Programmatically organising news with elisp

elfeed is a feed reader that’s programmable. This means that you can use code to automatically organise and prioritise news based on your requirements.

I thought it would be fun and interesting to share how I organise my news with the Elisp programming language.

I’m going to discuss how I organise content from news aggregator sites with user commentary, sites like Reddit and HackerNews.

The code below is used to organise Reddit content.

I start by tagging content newer than 1 day, as requiring user commentary. For the time being, this content will not show up in the feed reader.

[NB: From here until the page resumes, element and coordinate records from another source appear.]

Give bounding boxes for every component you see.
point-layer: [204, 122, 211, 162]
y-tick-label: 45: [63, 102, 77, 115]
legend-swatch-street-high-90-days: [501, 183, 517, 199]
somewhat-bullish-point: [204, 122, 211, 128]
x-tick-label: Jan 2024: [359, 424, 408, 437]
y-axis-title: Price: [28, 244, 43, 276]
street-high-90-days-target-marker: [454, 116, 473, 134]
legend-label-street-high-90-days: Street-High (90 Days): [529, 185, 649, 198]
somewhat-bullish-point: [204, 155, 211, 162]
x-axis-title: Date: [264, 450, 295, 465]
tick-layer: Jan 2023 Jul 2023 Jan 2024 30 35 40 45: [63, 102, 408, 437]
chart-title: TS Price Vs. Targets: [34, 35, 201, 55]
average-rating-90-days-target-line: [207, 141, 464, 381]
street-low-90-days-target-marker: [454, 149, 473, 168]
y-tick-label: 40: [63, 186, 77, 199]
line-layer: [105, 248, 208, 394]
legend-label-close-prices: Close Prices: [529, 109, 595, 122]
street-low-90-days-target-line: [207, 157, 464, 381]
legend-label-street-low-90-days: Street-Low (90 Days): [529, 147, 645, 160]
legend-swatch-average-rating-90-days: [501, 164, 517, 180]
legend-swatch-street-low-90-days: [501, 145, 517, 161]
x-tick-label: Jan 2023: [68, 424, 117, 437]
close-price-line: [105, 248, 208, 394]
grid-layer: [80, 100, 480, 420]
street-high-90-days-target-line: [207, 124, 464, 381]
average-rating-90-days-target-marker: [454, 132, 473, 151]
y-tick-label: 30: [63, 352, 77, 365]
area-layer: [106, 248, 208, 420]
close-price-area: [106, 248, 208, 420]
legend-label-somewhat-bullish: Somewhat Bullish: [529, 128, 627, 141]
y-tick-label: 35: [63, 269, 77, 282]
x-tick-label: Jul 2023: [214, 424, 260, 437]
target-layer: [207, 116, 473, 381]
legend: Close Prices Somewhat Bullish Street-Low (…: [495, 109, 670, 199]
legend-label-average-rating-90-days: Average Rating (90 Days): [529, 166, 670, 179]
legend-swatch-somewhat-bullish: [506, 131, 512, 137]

(add-hook 'elfeed-new-entry-hook
 (elfeed-make-tagger :feed-url "www\\.reddit\\.com"
 :after "1 day ago"
 :add 'require-commentary))

Content that is older than 1 day, should have enough user commentary, so I remove the tag indicating that it requires user commentary.

(add-hook 'elfeed-new-entry-hook
 (elfeed-make-tagger :feed-url "www\\.reddit\\.com"
 :before "1 day ago"
 :remove 'require-commentary))

The absence of the “require-commentary” tag, means that the content will be processed. Processing the content involves gathering the article link, the link to the comments page on the news aggregator site, and the comment count (which I use to prioritise content) — and storing all this as metadata.

(defun edin-elfeed/process-reddit (entry)
  (when (and (elfeed-tagged-p 'reddit entry)
	     (not (elfeed-tagged-p 'require-commentary entry))
	     (not (elfeed-tagged-p 'processed entry))) ;; optimisation, to stop re-scraping of entries (e.g. comment count)
    (edin-elfeed/add-reddit-op-link-as-metadata entry)
    (edin-elfeed/add-reddit-comment-link-as-metadata entry)
    (edin-elfeed/add-reddit-comment-count-as-metadata entry)
    (elfeed-tag entry 'processed)))

The article link is extracted from the RSS entry’s content retrieved from Reddit RSS feed:

(defun edin-elfeed/get-reddit-op-link-from-source (entry)
  (let ((content (elfeed-deref (elfeed-entry-content entry))))
    (cond ((null content) nil)
	  ((string-match "<a href=\"\\([^\"]+\\)\">\\[link\\]</a>" content) (match-string 1 content))
	  (t nil))))

The comments page link, in the case of Reddit, is retrieved from the RSS entry:

(defun edin-elfeed/get-reddit-comment-link-from-source (entry)
  (elfeed-entry-link entry))

While the comment count is acquired by scraping the HTML of the Reddit comments page:

(defun edin-elfeed/get-reddit-comment-count-from-source (entry)
  (with-current-buffer (url-retrieve-synchronously (elfeed-meta entry :comment-link))
    (let ((s (buffer-string)))
      (if (string-match ">\\([0-9]+\\) comments?</a>" s)
	  (string-to-number (match-string 1 s))
	0))))

Finally, the content is prioritised based on the number of comments it has received:

(defun edin-elfeed/add-priority-tags (entry)
  (when (and (or (elfeed-tagged-p 'reddit entry)
		 (elfeed-tagged-p 'hn entry))
	     (elfeed-tagged-p 'processed entry))
    (let ((comment-count (elfeed-meta entry :comment-count)))
      (cond ((< comment-count 50) (elfeed-tag entry 'low-priority))
	    ((>= comment-count 100) (elfeed-tag entry 'high-priority))))))

Feed readers are a great way to reduce the distractions of the modern web, while elfeed’s programmability gives you the power to define how you want to read the news.